Amber is a harder fit for households that:
- Need stable, predictable bills.
- Can’t afford to wait weeks for support when something goes wrong
- Have hardware that is not fully supported.
- Face high demand tariffs, which can quickly wipe out earnings.
Before signing up, check your export limit, review your battery warranty, and ask your installer who handles hardware problems versus retailer issues. This clarity can save you a lot of frustration if something goes wrong.
If you’re interested in learning a bit more about Amber, you might want to check out the following article titled, Amber Energy Australia Explained: A Smart Way to Save (and Earn) with Solar Panels and Battery.
Bottom Line: Shift Happens
Amber’s pricing model is solid, and when conditions are right, it works well for households with the right setup. The wholesale rates are real, the earning potential is real, and the app gives you control and transparency that most retailers don’t offer.

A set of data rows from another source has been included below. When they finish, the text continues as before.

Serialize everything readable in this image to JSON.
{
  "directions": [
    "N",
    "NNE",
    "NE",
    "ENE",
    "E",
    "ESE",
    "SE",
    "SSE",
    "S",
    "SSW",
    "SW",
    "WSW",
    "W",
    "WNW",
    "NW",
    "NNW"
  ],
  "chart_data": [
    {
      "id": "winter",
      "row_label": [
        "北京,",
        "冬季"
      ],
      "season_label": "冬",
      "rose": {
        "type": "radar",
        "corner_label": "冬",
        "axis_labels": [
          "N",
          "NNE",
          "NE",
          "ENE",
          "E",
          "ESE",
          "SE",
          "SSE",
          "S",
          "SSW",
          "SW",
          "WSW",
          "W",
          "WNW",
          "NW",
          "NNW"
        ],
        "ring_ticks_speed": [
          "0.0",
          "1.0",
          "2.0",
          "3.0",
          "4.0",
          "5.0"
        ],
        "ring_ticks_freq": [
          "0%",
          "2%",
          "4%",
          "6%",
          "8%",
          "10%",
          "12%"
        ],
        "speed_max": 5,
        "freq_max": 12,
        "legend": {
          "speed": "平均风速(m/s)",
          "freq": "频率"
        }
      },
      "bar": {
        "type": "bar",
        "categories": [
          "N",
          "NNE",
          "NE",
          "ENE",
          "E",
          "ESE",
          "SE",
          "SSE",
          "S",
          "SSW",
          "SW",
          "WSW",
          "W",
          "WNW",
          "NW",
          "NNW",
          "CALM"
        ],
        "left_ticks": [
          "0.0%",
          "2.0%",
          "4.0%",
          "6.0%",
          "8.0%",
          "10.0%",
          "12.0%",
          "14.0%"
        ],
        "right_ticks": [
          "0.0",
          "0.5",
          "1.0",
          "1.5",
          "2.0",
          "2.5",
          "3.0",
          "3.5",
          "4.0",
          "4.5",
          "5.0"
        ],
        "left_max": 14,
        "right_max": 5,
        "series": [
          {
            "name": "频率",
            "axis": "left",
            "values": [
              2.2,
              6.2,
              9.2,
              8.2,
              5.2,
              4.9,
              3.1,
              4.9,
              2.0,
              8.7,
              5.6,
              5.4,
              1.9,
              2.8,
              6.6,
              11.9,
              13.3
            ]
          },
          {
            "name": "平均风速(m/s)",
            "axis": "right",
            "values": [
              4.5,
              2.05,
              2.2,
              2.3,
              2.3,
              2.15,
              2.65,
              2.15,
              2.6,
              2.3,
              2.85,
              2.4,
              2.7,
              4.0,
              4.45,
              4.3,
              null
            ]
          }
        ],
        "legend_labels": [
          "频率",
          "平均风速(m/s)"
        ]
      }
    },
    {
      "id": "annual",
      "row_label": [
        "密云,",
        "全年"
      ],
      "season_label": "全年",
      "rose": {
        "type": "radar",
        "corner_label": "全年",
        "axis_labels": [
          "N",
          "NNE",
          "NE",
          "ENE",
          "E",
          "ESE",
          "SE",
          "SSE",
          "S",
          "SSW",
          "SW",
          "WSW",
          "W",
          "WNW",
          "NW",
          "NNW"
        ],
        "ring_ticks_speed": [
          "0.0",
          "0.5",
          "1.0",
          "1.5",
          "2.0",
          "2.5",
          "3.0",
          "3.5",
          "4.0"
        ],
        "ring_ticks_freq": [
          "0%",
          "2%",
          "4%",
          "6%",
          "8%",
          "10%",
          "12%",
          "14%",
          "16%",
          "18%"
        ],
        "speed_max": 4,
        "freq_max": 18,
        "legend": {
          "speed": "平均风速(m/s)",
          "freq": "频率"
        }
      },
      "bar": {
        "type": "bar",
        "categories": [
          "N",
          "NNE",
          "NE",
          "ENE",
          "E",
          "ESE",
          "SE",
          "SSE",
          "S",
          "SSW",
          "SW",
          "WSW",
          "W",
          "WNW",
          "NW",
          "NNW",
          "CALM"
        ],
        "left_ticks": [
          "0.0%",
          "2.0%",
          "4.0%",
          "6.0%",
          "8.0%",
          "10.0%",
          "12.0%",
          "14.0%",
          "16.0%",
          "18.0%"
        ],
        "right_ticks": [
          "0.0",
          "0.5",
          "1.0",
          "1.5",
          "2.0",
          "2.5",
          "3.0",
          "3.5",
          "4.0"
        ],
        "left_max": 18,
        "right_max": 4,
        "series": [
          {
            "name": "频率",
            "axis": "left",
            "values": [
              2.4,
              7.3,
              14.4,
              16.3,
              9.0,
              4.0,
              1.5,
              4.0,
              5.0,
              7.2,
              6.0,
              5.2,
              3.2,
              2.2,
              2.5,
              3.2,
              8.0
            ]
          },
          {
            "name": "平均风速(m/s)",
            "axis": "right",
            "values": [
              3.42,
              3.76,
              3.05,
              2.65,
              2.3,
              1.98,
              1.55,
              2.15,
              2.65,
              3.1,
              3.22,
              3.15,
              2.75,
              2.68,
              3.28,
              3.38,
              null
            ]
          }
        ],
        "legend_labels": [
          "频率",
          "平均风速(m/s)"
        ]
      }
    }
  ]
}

But the downsides are real, too. SmartShift isn’t reliable for every setup. Support has been overwhelmed and is still improving. Billing issues have surprised many customers, and hardware compatibility isn’t guaranteed.
At PSC Energy, we’re here to help you every step of the way on your solar journey. It’s what we do.
If you’re interested in learning more about the Cheaper Home Batteries Program and it’s recent changes, you might want to check out the following article titled, Changes to the Australian Government’s Cheaper Home Batteries Program Explained.
FAQ: Pros and Cons of Amber Energy
What is SmartShift, and does it actually work?
SmartShift is Amber’s automated battery management tool. It is supposed to charge your battery when wholesale prices are low and sell your stored energy when prices are high. For some users, it works well. For others, it has made poor decisions, like pulling power from the grid when it was not needed or refusing to export during price spikes. A fleet-wide outage in February 2026 also knocked out manual battery controls for all customers simultaneously. It is a promising technology that does not yet work reliably for everyone.
How much does Amber Electric cost?
Amber charges a flat $25 per month subscription fee. You do not pay a markup on electricity. Instead, you pay the live wholesale rate when you import from the grid and receive the live wholesale rate when you export. Your standard daily supply charge and network tariffs still apply on top of that. Some customers have also been hit with unexpected demand charges, particularly during the onboarding period.
Why is Amber’s customer support so hard to reach?
Amber’s support team was overwhelmed by a massive surge in new customers following the federal government’s Cheaper Home Batteries Program, which saw around 200,000 battery systems installed between July and December 2025. At the same time, the company was migrating to a new billing system. The combination caused phone lines to drop out, emails to go unanswered for months, and billing issues to pile up. Amber has since doubled its support team and says most billing issues are now fixed, but some customers report the situation is still improving.
Does Amber work with all solar batteries and inverters?
Not equally well. Amber supports a range of battery brands, but there are known gaps. Problems also tend to surface after inverter replacements or firmware updates, sometimes requiring a full re-onboarding process before the system works correctly again.